Poor parents need to be educated first of their own opportunities to earn money and build wealth through setting goals and being disciplined enough to budget, prioritize and maintain legal employment -- skills they may be learning or trying out for the first time. They become empowered by choosing a path of action to follow and achieving the goals they themselves set to pursue. Only then can they do the same for their children. If the system of incentives we've provided to alleviate urgent physical needs is counterproductive and keeps families in a generational cycle of poverty, let's create new incentives such as guaranteed access to physical benefits (e.g. free metro cards, cell phones, gym memberships) when parents in the programs gain employment, meet savings goals, attend counseling, keep the kids in school and achieve goals of their own. Develop a long-term follow up system with resources people can access in the months after leaving assistance programs when things might get hairy.

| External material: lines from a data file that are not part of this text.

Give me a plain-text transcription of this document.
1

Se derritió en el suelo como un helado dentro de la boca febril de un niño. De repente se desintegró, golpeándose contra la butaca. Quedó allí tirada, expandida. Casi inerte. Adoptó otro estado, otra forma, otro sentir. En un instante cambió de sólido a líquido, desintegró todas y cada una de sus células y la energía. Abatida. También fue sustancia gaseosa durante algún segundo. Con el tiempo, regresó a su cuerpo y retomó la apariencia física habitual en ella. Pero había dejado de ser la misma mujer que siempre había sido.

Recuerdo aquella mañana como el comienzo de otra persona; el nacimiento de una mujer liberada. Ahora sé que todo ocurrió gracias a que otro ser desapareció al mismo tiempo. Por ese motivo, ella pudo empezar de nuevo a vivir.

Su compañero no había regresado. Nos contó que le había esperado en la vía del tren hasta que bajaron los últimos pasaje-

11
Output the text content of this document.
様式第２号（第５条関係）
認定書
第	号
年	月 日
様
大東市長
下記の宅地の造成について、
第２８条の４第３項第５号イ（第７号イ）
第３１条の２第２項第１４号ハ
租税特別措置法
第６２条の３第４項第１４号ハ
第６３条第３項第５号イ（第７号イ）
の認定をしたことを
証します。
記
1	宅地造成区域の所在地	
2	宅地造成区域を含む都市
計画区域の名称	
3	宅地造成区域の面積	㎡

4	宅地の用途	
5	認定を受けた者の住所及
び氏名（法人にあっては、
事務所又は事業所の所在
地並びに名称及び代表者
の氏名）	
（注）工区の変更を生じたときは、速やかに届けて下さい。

A recent report by the Center for an Urban Future laments the lack of "low-income" entrepreneurs in New York City. The entire premise of the report is strange to me, the concept that our most vulnerable populations should be responsible for creating opportunities for employment. The very definition of poverty is to be lacking the money to cover the basic needs of food, clothing, shelter and healthcare. If you can't do that, how can you choose to spend money to start a business when it will ultimately mean yet more physical sacrifice, possibly at the expense of your health, sanity, and what little stability one might have? The risks inherent in entrepreneurship are such that the poor frankly cannot afford it, evident in the questionable success of micro-lending programs worldwide. These pull-yourself-up-by-your-bootstraps perspectives are short-sighted products of the privileged, relieving governments and policymakers of the responsibility to abandon austerity measures and private interests and invest in the types of WPA-style projects that created the American middle class in the first place.

No taxpaying American should go without food, shelter and access to medicine for simply failing to succeed in the game of life. Success is laudable and learned through trial, error, and perseverance; but an opportunity is only a chance at success, not a guarantee. Our approach to poverty and raising people out of it should be encapsulated within the larger strategy of reducing global waste; reusing and repurposing infrastructure to create green economy jobs and sustainable, affordable housing; and re-investing money currently used to build prison and war infrastructure into schools and programs that will break the cycles of poverty. Only then will we be able to provide good chances for advancement and progress, not just to kids, but to their parents as well.